Un visage familier venait de jaillir de l’encadrement de la fenêtre, ce qui ne manqua pas de le surprendre et de le faire reculer d’un pas. Elle en rit de plus belle.

À la fois vexé et amusé, il lâcha son outil et courut vers l’entrée, sauta la marche et poussa la porte de la pièce située derrière le canapé. Sa fille, qu’il retrouva à genoux sur un sommier, prit peur en voyant le regard noir de son père. Mais celui-ci s’attendrit très vite pour laisser place à un large sourire. Les pommettes de la fillette s’arrondirent à leur tour, soulignant ses yeux en amandes. Il lui sauta dessus et l'attaqua à coup de chatouilles. Toute la poussière de la bâche qui protégeait le lit se souleva et ils toussèrent à s'en époumoner.

Les éclats de rire se calmèrent pour laisser place à des gestes de tendresse. Avait-elle toujours autant débordé de joie de vivre ? Il ne se souvenait plus très bien.

« Dis-moi, Papa, tu crois que c’était la chambre d’un frère et d’une sœur ? »

Elle désignait le second lit simple contre le mur opposé.

« Ca, Ayanna, c’était le lit de ton oncle, Nesta.

— De mon oncle ? »

Elle ne l’avait jamais connu et il était rare qu’il le mentionnât.

« Le frère de papa.

— Le frère de papa ? Alors, celui-ci, c’était ton lit ?

— Exactement.

— Tu étais ici avant ?

— Eh oui.

— Non !

— Eh si !

— Je ne te crois pas !

— Mais si, je t’assure. »

Son sourire malicieux la rendait encore plus mignonne.

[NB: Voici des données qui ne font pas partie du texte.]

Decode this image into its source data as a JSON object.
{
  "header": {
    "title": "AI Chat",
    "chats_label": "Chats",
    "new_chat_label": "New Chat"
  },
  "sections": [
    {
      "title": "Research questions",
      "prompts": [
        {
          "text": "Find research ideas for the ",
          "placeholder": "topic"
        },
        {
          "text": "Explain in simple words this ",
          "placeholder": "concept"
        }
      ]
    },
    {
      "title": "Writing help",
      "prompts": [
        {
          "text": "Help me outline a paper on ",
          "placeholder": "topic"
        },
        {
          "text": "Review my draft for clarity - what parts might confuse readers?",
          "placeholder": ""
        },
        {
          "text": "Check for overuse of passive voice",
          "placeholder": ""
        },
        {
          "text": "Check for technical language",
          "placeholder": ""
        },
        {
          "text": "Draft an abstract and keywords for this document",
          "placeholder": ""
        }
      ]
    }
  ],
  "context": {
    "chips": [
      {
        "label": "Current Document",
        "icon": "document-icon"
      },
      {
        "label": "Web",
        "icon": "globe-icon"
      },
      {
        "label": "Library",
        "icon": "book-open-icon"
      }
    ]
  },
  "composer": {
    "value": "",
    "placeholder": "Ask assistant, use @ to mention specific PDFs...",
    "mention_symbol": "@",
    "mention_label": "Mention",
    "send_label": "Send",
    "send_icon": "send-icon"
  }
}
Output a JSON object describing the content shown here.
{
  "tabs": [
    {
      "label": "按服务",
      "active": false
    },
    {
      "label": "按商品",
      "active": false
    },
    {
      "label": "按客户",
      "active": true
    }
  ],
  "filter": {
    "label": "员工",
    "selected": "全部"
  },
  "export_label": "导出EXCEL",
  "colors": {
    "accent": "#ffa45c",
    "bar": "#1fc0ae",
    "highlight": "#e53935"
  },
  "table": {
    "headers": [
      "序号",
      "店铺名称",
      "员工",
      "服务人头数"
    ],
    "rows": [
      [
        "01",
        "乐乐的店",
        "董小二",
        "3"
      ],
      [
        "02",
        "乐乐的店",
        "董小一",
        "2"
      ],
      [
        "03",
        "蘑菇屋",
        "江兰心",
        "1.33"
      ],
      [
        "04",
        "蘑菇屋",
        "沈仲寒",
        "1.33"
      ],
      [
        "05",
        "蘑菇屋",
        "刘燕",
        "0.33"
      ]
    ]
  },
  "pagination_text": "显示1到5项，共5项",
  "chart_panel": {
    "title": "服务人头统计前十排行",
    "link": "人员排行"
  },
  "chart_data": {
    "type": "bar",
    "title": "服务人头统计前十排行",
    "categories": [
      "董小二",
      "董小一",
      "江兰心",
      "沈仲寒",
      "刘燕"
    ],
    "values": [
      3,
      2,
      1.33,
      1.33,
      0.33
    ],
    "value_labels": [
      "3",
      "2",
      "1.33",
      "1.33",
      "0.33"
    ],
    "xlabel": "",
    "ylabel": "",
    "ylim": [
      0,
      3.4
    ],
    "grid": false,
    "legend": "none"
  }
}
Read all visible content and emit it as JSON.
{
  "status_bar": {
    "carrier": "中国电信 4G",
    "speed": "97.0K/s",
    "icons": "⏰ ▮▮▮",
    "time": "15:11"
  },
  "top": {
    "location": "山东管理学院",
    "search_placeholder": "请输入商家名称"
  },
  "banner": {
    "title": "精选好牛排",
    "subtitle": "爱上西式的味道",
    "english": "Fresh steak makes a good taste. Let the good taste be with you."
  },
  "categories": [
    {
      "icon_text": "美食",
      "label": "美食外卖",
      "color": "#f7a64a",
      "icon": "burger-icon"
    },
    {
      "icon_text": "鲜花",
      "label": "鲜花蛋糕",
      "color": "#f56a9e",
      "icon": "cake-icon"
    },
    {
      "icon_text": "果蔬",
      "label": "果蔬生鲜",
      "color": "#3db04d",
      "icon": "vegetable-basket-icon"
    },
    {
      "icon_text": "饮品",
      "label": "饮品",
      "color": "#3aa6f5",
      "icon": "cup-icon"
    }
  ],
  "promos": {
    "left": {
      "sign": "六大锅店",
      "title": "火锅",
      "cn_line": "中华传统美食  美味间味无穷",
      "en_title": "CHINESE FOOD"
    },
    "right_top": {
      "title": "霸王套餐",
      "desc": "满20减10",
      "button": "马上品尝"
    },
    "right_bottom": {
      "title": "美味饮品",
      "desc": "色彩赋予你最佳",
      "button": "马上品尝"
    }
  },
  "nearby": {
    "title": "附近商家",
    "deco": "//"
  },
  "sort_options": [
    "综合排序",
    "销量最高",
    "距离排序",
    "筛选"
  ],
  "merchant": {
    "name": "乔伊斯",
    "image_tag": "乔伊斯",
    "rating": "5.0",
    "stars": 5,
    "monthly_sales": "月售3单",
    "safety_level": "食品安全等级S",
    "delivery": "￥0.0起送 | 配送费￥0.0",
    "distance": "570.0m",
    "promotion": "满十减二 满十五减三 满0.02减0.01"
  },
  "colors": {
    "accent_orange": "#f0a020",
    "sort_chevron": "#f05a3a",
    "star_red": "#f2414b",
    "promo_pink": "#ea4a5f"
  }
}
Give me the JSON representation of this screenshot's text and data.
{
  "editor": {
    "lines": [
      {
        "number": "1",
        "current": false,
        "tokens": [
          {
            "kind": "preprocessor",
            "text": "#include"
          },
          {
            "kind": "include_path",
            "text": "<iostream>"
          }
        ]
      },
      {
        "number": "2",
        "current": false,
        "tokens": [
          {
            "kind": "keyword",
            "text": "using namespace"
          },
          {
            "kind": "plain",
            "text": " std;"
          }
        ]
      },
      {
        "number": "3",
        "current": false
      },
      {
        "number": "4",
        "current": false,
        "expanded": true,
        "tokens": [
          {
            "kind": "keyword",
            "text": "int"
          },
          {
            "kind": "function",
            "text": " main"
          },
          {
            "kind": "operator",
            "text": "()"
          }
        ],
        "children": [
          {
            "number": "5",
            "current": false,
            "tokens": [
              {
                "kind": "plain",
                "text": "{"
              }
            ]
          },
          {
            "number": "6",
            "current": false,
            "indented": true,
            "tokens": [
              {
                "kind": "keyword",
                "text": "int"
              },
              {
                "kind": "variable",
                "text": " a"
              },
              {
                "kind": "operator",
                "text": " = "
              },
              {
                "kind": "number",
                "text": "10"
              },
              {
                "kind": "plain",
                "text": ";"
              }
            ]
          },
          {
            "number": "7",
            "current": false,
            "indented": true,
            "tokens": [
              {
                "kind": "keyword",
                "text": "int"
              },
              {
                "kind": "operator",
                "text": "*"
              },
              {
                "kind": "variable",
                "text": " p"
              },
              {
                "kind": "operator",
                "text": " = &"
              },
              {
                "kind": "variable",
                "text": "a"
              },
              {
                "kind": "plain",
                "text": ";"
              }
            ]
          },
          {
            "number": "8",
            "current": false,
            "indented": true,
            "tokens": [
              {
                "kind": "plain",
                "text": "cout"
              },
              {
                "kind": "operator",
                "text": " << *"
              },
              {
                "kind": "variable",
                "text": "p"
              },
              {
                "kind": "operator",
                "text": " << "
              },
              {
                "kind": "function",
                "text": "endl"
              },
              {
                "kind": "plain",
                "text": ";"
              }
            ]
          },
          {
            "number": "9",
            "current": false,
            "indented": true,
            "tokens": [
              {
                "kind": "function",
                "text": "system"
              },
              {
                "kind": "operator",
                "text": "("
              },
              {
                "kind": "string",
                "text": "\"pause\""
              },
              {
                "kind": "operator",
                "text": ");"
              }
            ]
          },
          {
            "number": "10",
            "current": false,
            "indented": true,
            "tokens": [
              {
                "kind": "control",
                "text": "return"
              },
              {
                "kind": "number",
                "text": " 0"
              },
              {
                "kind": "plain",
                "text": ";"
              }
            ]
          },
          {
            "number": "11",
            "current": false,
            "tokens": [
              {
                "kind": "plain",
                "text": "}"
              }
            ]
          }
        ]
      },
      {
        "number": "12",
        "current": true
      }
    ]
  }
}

« Il était comment, tonton ? »

Il lui raconta ses aventures, que Nesta et lui avaient été proches autrefois. Mais leurs chemins s’étaient séparés lorsque son frère, alors âgé de douze ans et de huit ans son aîné, avait fugué pour partir travailler avec un commerçant itinérant. Ce souvenir était toujours empreint de tristesse, car ce départ soudain avait brisé le cœur du jeune Maï.

« Tu ne l’as plus revu depuis ?

— Plus du tout.

— Comment sais-tu s’il va bien alors ?

— Je ne le sais pas. Mais les esprits m’auraient averti, tu ne penses pas ?

— Comme pour maman ? »

C’était la première fois qu’elle la nommait depuis qu’elle les avait quittés. Sept mois s’étaient écoulés et la douleur s’estompait en elle pour laisser place à la nostalgie. Pour Maï, la tristesse avait enfoncé ses racines au plus profond de son âme et il n'arrivait pas à les rompre. Quand bien même, il ne souhaitait pas qu’Ayanna pensât que le sujet était tabou et se ressaisit.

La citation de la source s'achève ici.